Kehidupan tradisional masyarakat Ranah Minang dituturkan ringan lewat teater Randai. Sanggar Randai Sumarak Rumah Gadang dari Desa Air Manggis, Pasaman, mencoba mempertahankan budaya leluhur.
Pasaman: Suasana di Desa Air Manggis, Pasaman, Sumatra Barat, tampak tenang, Pagi itu. Sekumpulan petani terlihat mulai berangkat ke sawah. Sesekali bunyi saluang--seruling tradisional Ranah Minang, terdengar dari kejauhan. Bagi mereka, meniup saluang sudah mendarah daging dalam kehidupan sehari-hari. Maka tak heran, bakat alam penduduk Desa Air Manggis dalam kesenian sudah tampak dari anak-anak.

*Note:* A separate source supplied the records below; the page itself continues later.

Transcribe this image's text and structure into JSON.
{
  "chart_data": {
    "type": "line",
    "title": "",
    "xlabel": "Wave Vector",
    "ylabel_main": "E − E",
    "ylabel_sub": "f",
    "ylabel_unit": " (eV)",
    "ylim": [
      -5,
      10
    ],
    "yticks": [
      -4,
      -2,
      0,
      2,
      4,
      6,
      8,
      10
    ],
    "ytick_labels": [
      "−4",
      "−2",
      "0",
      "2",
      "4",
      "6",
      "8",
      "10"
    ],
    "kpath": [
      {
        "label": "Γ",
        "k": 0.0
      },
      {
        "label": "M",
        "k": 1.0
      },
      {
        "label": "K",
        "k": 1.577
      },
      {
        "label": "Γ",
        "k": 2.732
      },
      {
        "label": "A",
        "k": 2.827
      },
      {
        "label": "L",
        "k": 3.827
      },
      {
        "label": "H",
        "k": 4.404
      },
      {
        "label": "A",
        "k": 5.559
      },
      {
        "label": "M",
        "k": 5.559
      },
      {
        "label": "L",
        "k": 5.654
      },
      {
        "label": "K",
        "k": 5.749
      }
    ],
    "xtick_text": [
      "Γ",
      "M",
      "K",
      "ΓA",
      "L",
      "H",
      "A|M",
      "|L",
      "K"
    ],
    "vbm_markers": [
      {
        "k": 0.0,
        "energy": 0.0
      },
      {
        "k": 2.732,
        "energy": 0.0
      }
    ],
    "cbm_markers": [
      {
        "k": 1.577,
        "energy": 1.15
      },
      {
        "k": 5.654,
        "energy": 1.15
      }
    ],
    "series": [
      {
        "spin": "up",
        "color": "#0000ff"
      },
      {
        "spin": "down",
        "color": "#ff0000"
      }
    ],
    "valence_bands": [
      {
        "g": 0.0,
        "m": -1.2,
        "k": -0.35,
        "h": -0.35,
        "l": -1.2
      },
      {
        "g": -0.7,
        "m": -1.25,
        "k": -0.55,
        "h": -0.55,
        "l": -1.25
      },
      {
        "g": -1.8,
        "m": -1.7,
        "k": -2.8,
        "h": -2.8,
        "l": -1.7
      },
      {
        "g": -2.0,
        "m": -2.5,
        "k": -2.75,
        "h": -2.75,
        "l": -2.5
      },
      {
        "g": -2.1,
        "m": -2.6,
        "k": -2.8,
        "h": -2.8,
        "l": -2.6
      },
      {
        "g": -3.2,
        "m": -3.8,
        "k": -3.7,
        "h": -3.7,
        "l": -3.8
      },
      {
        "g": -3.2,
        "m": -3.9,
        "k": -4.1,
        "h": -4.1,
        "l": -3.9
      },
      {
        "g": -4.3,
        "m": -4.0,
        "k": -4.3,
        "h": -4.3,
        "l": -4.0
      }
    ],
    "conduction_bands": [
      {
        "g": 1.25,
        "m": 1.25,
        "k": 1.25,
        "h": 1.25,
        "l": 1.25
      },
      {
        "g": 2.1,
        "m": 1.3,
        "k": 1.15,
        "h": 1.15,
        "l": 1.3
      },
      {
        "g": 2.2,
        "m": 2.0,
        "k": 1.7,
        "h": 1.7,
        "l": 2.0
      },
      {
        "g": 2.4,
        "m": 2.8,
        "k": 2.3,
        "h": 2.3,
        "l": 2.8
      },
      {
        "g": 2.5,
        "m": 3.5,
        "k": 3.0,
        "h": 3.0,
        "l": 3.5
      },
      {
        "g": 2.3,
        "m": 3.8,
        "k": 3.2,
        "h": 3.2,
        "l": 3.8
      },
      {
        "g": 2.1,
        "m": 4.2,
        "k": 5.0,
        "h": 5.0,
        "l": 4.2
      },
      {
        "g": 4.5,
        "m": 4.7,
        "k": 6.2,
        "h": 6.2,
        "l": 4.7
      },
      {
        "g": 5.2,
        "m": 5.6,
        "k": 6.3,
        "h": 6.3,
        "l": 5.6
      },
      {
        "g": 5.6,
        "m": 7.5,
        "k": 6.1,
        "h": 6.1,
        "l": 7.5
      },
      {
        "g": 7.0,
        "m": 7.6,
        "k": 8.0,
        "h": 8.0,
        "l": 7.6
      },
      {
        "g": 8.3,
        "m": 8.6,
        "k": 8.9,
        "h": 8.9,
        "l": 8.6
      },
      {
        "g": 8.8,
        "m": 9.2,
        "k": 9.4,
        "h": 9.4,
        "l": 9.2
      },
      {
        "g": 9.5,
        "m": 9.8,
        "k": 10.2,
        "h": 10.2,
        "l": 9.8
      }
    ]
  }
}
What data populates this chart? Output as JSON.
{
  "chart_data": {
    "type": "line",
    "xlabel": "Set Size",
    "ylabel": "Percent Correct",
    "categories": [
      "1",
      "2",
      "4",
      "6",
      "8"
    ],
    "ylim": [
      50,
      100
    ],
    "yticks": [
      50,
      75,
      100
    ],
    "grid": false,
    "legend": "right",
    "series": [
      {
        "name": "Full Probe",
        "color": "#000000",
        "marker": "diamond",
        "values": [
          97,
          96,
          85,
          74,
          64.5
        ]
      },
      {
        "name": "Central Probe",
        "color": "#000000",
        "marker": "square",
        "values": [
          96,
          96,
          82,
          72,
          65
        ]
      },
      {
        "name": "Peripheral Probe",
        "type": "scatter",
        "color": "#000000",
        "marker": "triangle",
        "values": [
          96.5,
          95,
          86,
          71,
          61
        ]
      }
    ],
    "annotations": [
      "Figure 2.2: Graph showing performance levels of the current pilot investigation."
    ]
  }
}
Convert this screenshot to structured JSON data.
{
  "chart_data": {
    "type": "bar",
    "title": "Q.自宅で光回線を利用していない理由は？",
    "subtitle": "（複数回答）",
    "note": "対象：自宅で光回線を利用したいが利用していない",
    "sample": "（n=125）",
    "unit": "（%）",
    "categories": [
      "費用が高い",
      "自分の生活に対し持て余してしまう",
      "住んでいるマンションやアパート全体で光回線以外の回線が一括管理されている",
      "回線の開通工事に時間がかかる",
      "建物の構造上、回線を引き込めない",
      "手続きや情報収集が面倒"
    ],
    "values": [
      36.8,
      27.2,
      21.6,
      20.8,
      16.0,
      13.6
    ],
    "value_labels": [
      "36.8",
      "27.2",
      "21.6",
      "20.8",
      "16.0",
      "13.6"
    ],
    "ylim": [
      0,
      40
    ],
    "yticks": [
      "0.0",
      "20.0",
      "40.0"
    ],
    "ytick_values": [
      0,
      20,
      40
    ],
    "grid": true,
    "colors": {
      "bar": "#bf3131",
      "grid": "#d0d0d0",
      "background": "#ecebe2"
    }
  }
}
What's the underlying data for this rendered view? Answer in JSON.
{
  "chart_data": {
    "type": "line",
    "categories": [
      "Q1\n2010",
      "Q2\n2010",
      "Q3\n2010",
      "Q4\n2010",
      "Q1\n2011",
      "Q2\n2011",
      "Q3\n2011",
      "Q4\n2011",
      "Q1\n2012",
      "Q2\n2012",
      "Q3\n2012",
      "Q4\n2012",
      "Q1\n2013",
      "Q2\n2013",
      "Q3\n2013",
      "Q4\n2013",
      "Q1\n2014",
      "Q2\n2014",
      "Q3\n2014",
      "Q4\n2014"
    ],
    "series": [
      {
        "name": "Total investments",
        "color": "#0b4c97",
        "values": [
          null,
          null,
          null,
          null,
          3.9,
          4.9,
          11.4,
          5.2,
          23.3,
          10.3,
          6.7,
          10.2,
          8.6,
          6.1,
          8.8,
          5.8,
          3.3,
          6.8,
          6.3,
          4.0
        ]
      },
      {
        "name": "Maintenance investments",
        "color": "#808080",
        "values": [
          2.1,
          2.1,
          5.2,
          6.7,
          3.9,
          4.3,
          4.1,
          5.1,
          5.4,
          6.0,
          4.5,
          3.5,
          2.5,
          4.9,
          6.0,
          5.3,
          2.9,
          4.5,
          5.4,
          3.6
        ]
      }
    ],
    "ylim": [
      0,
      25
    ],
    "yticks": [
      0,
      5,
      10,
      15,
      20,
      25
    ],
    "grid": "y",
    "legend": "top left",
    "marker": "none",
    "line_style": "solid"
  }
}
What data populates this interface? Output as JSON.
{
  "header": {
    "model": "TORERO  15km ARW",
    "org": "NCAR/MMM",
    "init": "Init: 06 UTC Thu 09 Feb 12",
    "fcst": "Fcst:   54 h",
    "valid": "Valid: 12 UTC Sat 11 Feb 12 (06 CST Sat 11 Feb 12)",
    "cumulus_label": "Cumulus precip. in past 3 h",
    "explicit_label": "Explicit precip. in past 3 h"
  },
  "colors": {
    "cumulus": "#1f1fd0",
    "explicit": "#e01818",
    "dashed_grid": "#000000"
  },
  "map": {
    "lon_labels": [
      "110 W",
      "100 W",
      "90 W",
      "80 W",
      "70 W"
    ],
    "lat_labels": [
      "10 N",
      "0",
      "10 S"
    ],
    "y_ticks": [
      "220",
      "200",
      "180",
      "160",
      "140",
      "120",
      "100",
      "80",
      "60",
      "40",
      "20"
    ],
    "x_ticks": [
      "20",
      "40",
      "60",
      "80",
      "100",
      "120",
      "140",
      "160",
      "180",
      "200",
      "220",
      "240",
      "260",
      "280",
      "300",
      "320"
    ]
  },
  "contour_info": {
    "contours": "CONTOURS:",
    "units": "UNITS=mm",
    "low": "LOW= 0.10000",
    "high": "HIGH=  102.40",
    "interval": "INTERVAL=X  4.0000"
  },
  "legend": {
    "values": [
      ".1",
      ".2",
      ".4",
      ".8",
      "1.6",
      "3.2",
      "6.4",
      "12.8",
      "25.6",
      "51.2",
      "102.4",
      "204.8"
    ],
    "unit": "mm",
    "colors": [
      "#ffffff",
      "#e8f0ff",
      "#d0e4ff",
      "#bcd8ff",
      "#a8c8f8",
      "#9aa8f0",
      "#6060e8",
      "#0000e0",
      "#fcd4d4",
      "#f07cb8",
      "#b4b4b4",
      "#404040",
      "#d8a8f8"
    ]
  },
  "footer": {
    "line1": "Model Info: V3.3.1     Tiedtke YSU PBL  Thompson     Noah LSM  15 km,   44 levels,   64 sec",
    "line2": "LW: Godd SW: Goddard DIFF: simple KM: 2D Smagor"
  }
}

Talenta itu tentu saja tak bisa disia-siakan. Adalah rumah seni tradisional Randai Sumarak Rumah Gadang yang dibangun Rayendra Kari Sati, lima tahun silam. Di sanggar itulah ia mengembangkan seni budaya Minang yang mulai tersingkir. Ilmu silat, menabuh rebana, dan teater Randai, misalnya. Banyak juga pemuda ikut berlatih silat di sana. Maklumlah, buat mereka, bela diri adalah simbol kejantanan. Kaum hawa lebih tertarik menekuni seni teater Randai. Karena Randai lebih memadukan tiga unsur seni, yaitu nyanyian, tari (ragam gerak pencak silat), dan akting.
Biasanya, mereka berlatih selepas salat Isya di halaman surau, sekaligus menghibur warga yang baru pulang bekerja. Belakangan berkat ketekunan berlatih, nama teater Randai dari Desa Air Manggis cukup tersohor di wilayah Pasaman. Mereka kerap diundang pejabat yang hendak menggelar hajat. Pekan ini, Randai Sumarak Rumah Gadang juga diminta datang ke perkawinan anak seorang pejabat Pasaman. Untuk itu, Rayendra giat melatih anak asuhannya.
Uniknya, Rayendra selalu memilih tempat terpencil untuk berlatih. Alat-alat musik pengiring, seperti katindik, tasa, dan giri-giriang ikut diangkut ke sana. Rupanya, ia ingin merahasiakan cerita Randai sebelum dipentaskan di hadapan tamu. "Ini pementasan penting," kata Rayendra, tersenyum. Saking khususnya, dia-lah yang membuat naskah cerita dalam beberapa babak. Setiap babak akan diselingi permainan silat para pemagar.
Tibalah malam pementasan. Seluruh anggota Randai Semarak Rumah Gadang sibuk merias diri di rumah Rayek sebelum dijemput. Tetamu pun mulai memadati tempat perhelatan. Menjelang tengah malam, Rayek dan kawan-kawan baru naik pentas. Meski begitu, para tamu belum juga beranjak dari kursi. Rupanya, mereka tertarik untuk menonton pertunjukkan Randai yang dipuji-puji si tuan rumah.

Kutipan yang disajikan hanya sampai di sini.